Perhaps she could ask Yun McMillan this afternoon when she had tea at her house. Perhaps she had some sort of sagacious wisdom for her about matters of life and death. She’d find out.
Brinley rolled the suitcase toward the door and turned off the light on her way out. The hallway was quiet. Twenty years ago it wasn’t. As a precocious six-year-old child she had tried to keep up with her older brothers Dillon and Parker as they played cowboys up and down this very hallway back in the days when the floor was then new parquet and running on it made a lot of noise. Considering that Brinley was cattle while her older brothers were cowboys, she did a lot of running if she didn’t want to be lassoed.
Today, the floor was a darker tone of hickory wood. So many layers of history there.
She left her suitcase and the pile of evening gown outside Dillon’s door and then headed for the elevator rather than the stairs because the former went downstairs to the hallway outside the gourmet chef’s kitchen.
She headed for the refrigerator. Cara always had food there. Brinley was foraging for said food in the double-wide Sub-Zero when she heard the sound of clogs getting louder in the French country kitchen.

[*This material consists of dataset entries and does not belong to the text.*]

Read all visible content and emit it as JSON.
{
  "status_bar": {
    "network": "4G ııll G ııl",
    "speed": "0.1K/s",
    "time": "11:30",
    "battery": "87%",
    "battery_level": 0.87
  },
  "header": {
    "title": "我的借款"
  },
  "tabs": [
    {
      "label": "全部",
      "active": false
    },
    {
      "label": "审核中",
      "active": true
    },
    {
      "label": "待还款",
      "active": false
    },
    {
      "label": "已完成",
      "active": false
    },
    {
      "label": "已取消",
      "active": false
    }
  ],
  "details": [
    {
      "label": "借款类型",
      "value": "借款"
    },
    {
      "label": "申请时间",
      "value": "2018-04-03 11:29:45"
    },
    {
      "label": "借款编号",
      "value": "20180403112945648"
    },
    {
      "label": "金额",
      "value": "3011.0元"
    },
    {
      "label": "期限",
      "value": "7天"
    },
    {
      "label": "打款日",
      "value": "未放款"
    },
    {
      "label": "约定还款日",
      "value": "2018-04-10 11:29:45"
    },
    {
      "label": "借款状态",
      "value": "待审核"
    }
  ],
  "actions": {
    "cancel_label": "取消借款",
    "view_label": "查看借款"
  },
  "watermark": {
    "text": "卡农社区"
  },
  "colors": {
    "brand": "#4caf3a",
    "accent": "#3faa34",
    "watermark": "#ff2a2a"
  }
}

She spun around. She was right. It was Cara. She was wearing what looked like Mom’s old pink lambs-wool sweater. Mom usually cleared her wardrobe once a year, and Cara and her teenage daughters got first dibs.
“My sweet Brinley!” Cara opened up her arms and waited for Brinley to hug her. “I didn’t see you last night after the party since I had to leave early.”
Brinley smiled.Earlyto Cara meant she left the house before midnight.
“My husband is still sick with the cold and he’s very needy when he’s sick.”
“I hope he feels better, Cara.”
“He will be. I made him chicken soup last night. Then he slept like a baby.”
“There you go,” Brinley said. “What did Dr. Endecott say about Aunt Ella?”
“She’s disoriented and confused, probably because she’s not taking her medicine properly. Might also be an early onset of dementia.”
“Oh, I’m sorry to hear that.”
“We just need to keep an eye on her until her caregiver comes back to get her. Then she can go home to her regular physician and they’ll take care of it.” Cara walked past Brinley. “What are you looking for? Lunch?”
“Yes.”
“What did you have for breakfast?”
“Coffee and doughnuts.”
“Doughnuts!” Cara made atsk-tsksound. “How about chicken curry with saffron rice for lunch? Salad on the side. Homemade dressing. And your favorite apple pie, baked from scratch just the way you like it. All organic.”
Cara had prepared for Brinley’s arrival. “I feel loved.”
Cara seemed pleased to hear that. “They just opened a new organic grocery store on Demere. It’s a hit.”
“You bought and cooked me my favorite food. Why are you always so good to me?”
Cara hadn’t changed. She had always been like that. She had fed the Brooks kids all the time. If not for the high Brooks metabolism, Brinley and her siblings would not have been able to work off the high carbohydrates and sugar. Overall, Cara had cared for the three of them better than Brinley’s parents could ever do with their jet-setting lifestyle. When not running global companies or campaigning for their favorite political candidates, they’d be on vacation.
Parker, Dillon, Brinley, and Zoe, in that order, grew up with Cara. She had bathed them, driven them to school, helped them with homework, taken them to soccer and swimming and field trips. She had been their surrogate mother.
To be fair, Brinley’s parents had done the best they could. They loved the kids in their own special way. What they couldn’t provide, Grandpa Brooks had made up for the lack. What Grandpa couldn’t be there for—which was most of the time with his own busy schedule—they had Cara to fall back on. The erstwhile nanny and current housekeeper had always been there for the kids.
Quietly, Cara took out containers of food. When she turned around, Brinley thought she saw tears in Cara’s eyes.